Ve tüm sonuç şu ki, boşanmak istiyoruz. Ve sadece tereyağı orada olmadığı için. Demek istediğim, pek çok tartışma küçük bir şeyle başlar ve sonra ekleriz. Bilirsiniz, çünkü bütün eşya stoğumuz var. O zaman tartışma tereyağıyla ilgili değil, nasıl iletişim kurduğumuzla ilgili olur. Yapmadıklarım için beni suçluyorsun. Dinlemiyorsun. Tereyağı hakkında ilk argümanınız var. O zaman birbirinizle nasıl iletişim kuracağınız konusunda başka bir argümanınız var. Yani yine, çifte sorun. Ve sonra, birbirinize isim taktığınız ve birbirinize hakaret ettiğiniz için, konuşmanız ve temizlemeniz gereken her şeye sahipsiniz, bilirsiniz, çünkü insanlar bundan inciniyor.

Burada bizim içini doldurmaktan bahsetmiyoruz. öfke aşağı inmek ve kızgın değilmişiz gibi davranmak. Amaç bu değil, çünkü bunu yaparsak, öfkebaşka bir şekilde çıkacak. Duruma farklı bir şekilde bakmayı öğrenmekten bahsediyoruz, böylece kendimizi ifade etmeye mecbur hissetmeyiz. öfke durumda çıktı. Yani duruma farklı bir şekilde bakarsak, o zaman hiçbir şey yok. öfke başlamak için orada.

Örneğin, biri bizi eleştiriyor ya da yapmadığımız bir şey için bizi suçluyor ve biz de biliyorsunuz ki, bu benim sonucum. karma. Geçmişte bir ara birini suçladım, birini eleştirdim. Aslında, bunu daha dün ve önceki gün yaptım. Ve insanları çok eleştiririm. İşte burada, biri beni eleştiriyor, neden bu kadar sinirliyim? Bu sadece benim sonucum karma. ve benim karmacehaletin ve kendi ben merkezli zihnimin etkisi altında yaratıldım, eğer insanların benimle bu şekilde konuşmalarının bu sonucu hoşuma gitmiyorsa, o zaman onların benimle konuşmaları için karmik sebep yaratmamalıyım. bu şekilde. Sonra sinirlenmek yerine, başkasını suçlamak yerine, gelecekte nasıl davranmak istediğinize dair çok güçlü bir karar veriyorsunuz ve kendi davranışlarınızı değiştirmeye başlıyorsunuz. Peki? Yani bu üçüncüsüyle ilgili bir şey, sert konuşma.

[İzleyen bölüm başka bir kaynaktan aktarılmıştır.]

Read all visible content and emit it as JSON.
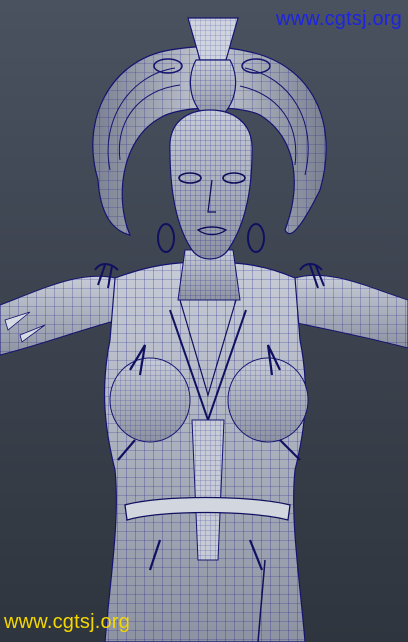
{
  "scene": {
    "subject": "wireframe-character-model",
    "colors": {
      "background_top": "#4a5260",
      "background_bottom": "#2f353e",
      "surface": "#b7bcc8",
      "surface_shadow": "#6f7584",
      "wire": "#1a1a8c"
    }
  },
  "watermarks": {
    "top_text": "www.cgtsj.org",
    "bottom_text": "www.cgtsj.org",
    "top_color": "#1d24e0",
    "bottom_color": "#f5d800"
  }
}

Saygıdeğer Thubten Chodron

Muhterem Chodron, Buddha'nın öğretilerinin günlük hayatımızda pratik uygulamasını vurgular ve özellikle bunları Batılılar tarafından kolayca anlaşılan ve uygulanan şekillerde açıklama konusunda yeteneklidir. Sıcak, esprili ve anlaşılır öğretileriyle tanınır. 1977'de Dharamsala, Hindistan'da Kyabje Ling Rinpoche tarafından Budist rahibe olarak atandı ve 1986'da Tayvan'da bhikshuni (tam) koordinasyon aldı. Biyografisinin tamamını okuyun.